Regarding article, there are two types. Undefinite ("un baiat") and definite ("baiatul"), the first referring to a boy, whoever is he, the last referring to a certain boy. Please note that the Latin "unus" in romanian is "un" - the indefinite article, but also "unu" - the number "one". Also, it's possible that the undefinied article "-ul" comes from latin demonstrative pronoun "ille". Both were used in Medieval Latin as surrogates for articles, and considering that Romanian is said to be born out of vulgar Latin, you should look for referrences a bit later and lower stylistically than Tacitus
The number of latin-derived words I'm afraid is not a criteria, as you know literary English words are in vast majority derived from latin, but I doubt anyone will hold for a similarity between the two languages. It's rather a matter of how "core" are those words to languages.
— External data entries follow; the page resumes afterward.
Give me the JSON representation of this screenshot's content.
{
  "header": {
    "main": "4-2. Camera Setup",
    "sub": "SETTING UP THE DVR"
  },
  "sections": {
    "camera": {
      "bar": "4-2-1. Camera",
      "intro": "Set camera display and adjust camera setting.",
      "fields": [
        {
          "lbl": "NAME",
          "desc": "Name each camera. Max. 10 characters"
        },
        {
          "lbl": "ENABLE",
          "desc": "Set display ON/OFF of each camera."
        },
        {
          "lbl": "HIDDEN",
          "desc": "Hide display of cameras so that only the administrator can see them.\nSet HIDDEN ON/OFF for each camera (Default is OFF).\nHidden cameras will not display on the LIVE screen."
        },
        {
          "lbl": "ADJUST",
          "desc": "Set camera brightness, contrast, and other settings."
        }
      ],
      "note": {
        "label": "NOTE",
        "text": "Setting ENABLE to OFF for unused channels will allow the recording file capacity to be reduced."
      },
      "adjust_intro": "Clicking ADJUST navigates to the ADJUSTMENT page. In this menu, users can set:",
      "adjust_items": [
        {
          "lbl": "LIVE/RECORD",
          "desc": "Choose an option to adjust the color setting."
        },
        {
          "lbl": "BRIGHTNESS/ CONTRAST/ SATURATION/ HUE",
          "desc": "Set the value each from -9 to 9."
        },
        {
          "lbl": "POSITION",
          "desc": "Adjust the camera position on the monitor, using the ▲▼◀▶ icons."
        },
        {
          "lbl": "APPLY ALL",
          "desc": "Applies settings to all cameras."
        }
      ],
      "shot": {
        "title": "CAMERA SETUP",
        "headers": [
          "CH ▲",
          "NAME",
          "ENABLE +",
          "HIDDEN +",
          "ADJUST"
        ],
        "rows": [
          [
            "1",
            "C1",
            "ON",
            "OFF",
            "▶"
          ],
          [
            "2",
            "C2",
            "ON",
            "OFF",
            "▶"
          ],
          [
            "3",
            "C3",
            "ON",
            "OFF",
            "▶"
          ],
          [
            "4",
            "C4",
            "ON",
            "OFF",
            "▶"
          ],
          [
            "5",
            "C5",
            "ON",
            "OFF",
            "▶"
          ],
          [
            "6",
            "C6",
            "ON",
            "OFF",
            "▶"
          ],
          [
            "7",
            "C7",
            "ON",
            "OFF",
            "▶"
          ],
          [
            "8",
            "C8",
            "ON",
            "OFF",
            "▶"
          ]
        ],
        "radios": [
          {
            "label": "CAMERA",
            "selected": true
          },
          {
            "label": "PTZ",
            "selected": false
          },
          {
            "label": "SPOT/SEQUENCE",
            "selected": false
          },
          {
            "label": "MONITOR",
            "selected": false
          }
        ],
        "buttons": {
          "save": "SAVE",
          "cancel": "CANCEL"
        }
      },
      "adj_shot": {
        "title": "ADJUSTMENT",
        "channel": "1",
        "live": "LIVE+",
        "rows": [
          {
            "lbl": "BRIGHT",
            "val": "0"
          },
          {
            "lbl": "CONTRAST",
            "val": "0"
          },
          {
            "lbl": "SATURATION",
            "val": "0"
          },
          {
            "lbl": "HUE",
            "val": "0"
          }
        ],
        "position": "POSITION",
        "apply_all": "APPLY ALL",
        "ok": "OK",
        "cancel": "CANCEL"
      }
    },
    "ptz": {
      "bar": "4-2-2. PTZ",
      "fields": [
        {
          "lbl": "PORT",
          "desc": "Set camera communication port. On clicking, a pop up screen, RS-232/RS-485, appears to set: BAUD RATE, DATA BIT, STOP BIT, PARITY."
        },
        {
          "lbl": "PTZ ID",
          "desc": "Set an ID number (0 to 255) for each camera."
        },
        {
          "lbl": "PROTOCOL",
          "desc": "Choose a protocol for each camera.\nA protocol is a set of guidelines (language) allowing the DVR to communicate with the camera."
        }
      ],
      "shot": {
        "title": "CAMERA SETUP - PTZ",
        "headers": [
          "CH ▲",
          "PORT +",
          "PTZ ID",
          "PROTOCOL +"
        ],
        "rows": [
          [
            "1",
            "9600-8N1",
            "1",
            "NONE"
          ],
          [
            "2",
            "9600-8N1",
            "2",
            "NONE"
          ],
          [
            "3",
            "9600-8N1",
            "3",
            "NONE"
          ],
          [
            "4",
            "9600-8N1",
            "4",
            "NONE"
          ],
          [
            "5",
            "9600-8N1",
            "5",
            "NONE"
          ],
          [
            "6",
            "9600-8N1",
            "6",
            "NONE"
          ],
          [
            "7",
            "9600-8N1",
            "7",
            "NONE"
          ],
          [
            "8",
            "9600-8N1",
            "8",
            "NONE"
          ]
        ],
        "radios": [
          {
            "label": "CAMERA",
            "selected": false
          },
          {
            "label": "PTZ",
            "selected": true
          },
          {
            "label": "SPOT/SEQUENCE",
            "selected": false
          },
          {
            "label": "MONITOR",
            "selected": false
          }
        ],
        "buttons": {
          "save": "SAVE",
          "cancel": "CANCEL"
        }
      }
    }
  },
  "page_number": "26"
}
For a proof of an obvious similarity between the two languages I give the following text (translated and hopefully well adapted) given by one of the Romanian historians:
The wheat (grau/granum) is milled (se macina/machinare) in the watermill (moara/mola) or is pounded (piseaza/pinsare) in the stamp (piua/pilla-pilula). The flower (faina/farina) is sieved (cerne/cernere) through sieve (ciur/cibrum) and is mixed with water (apa/aqua) and with the dough (aluat/allevatum), then is kneaded (framanta/fermentare), is shaped like a bread (soage/subigere), is laid on a wooden plate (carpator/copertorium) or under a wooden bell (test/testum) is baked (coace/coquere) in the oven (cuptor/coctorium) until the bread (paine/panis) is ready. From the wheat flower can be made also pie (placinta/placenta), from the millet (mei/milium) flower a pounded boiled specific food (pasat/quassatum). To plough (a ara/arare), sow (semana/seminare), to thrash (treiera/tribulare), reap (secera/sicilare), gather (culege/colligere), reverse the sowing (intoarce/intoquere). Wheat (grau/granum), rye (secara/secale), millet (mei/milium), barley (orz/hordeum), mountain-wheat (alac/alica). Ear (spic/spicum), straws (paie/palea), cornockle (neghina/nigellina), land (pamant/pavimentum), field (camp/campus), area (arie/area), approx. 1/2 hectare (falce/falx-cis), yoke (jug/jugum), pitchfork (furca/furca), scythe (secere/sicils). Note that for all the above verbs if you derive a noun from them (e.g. sowing = semanare) you get an even more closer similarity.